Objective: We aimed to investigate the combined use of D-dimer and neutrophil-to-lymphocyte ratio (NLR) as a prognostic index-coronavirus disease (PRI-COVID) in COVID-19 patients to predict mortality. Material and Methods: We included 152 COVID-19 patients in our cross-sectional study. The cut-off value of D-dimer to predict mortality was 1.07 µg/mL with a sensitivity of 68% and specificity of 80% [area under curve (AUC) ± SE: 0.752±0.05; positive predictive value (PPV) 39.5%, and negative predictive value (NPV) 92.7%; p<0.001]. Meanwhile, at a cut-off value of 3.83, the sensitivity and specificity of NLR in predicting mortality were 92% and 48.8%, respectively (AUC ± SE: 0.730±0.05; PPV: 26.1%; NPV: 96.9%; p<0.001). We categorized patients as low, moderate, and high risk using the PRI-COVID model (low risk: <1.07 D-dimer and <3.83 NLR; moderate risk: >1.07 D-dimer or >3.83 NLR; high risk: >1.07 D-dimer and NLR >3.83). High-risk PRI-COVID was associated with 6.37 times increased risk of death compared with the low/moderate risk group. Results: Combined use of coagulation and inflammation parameters might can be associated with mortality. Conclusion: Our results suggest that PRI-COVID is easy to assess and useful in predicting both 30-day and overall survival in patients with COVID-19.

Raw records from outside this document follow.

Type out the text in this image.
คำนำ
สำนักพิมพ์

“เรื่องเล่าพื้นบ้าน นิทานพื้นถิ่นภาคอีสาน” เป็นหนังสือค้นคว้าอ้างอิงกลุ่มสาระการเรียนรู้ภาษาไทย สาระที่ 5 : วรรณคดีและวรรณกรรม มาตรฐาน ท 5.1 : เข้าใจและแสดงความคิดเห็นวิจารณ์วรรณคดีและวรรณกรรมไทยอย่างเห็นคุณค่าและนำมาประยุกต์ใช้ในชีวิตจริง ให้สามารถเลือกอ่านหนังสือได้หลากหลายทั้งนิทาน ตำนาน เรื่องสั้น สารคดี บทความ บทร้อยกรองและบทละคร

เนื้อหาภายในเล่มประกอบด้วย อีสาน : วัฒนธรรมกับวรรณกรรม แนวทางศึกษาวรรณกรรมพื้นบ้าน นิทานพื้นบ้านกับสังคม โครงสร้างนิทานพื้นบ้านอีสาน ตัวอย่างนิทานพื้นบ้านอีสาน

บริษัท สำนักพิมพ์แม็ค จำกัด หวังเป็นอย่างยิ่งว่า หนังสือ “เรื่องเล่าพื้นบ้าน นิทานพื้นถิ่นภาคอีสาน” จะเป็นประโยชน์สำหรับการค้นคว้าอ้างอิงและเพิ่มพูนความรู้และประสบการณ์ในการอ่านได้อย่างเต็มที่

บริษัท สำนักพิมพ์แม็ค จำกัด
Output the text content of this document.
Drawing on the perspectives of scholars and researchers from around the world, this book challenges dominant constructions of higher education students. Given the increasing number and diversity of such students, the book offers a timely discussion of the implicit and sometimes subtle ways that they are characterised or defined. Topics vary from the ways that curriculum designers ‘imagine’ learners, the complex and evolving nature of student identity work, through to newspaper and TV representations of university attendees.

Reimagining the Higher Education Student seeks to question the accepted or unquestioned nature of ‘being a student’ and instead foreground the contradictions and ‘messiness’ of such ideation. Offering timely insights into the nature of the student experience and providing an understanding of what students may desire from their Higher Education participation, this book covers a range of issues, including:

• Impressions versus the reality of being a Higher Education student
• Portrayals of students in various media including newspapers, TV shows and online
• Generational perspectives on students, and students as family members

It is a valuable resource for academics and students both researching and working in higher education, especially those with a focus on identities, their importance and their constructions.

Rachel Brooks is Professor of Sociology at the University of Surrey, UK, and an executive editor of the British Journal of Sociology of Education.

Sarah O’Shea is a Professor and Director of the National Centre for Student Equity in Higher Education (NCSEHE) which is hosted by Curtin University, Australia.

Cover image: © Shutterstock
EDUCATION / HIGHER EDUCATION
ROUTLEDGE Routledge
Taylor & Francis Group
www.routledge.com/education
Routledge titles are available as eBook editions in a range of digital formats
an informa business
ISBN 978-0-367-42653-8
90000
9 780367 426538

联合使用d -二聚体和NLR作为COVID-19的预后指标
目的:探讨联合使用d -二聚体和中性粒细胞与淋巴细胞比值(NLR)作为COVID-19患者的预后指标-冠状病毒病(PRI-COVID)预测死亡率。材料和方法:我们在横断面研究中纳入了152例COVID-19患者。d -二聚体预测死亡率的临界值为1.07µg/mL,敏感性为68%,特异性为80%[曲线下面积(AUC)±SE: 0.752±0.05;阳性预测值(PPV) 39.5%,阴性预测值(NPV) 92.7%;p1.07 d -二聚体或>3.83 NLR;高危:d -二聚体>1.07,NLR >3.83)。高危PRI-COVID与低/中危组相比,死亡风险增加6.37倍。结果:凝血和炎症参数的联合使用可能与死亡率相关。结论:我们的研究结果表明,PRI-COVID易于评估,可用于预测COVID-19患者的30天和总生存。
本文章由计算机程序翻译,如有差异,请以英文原文为准。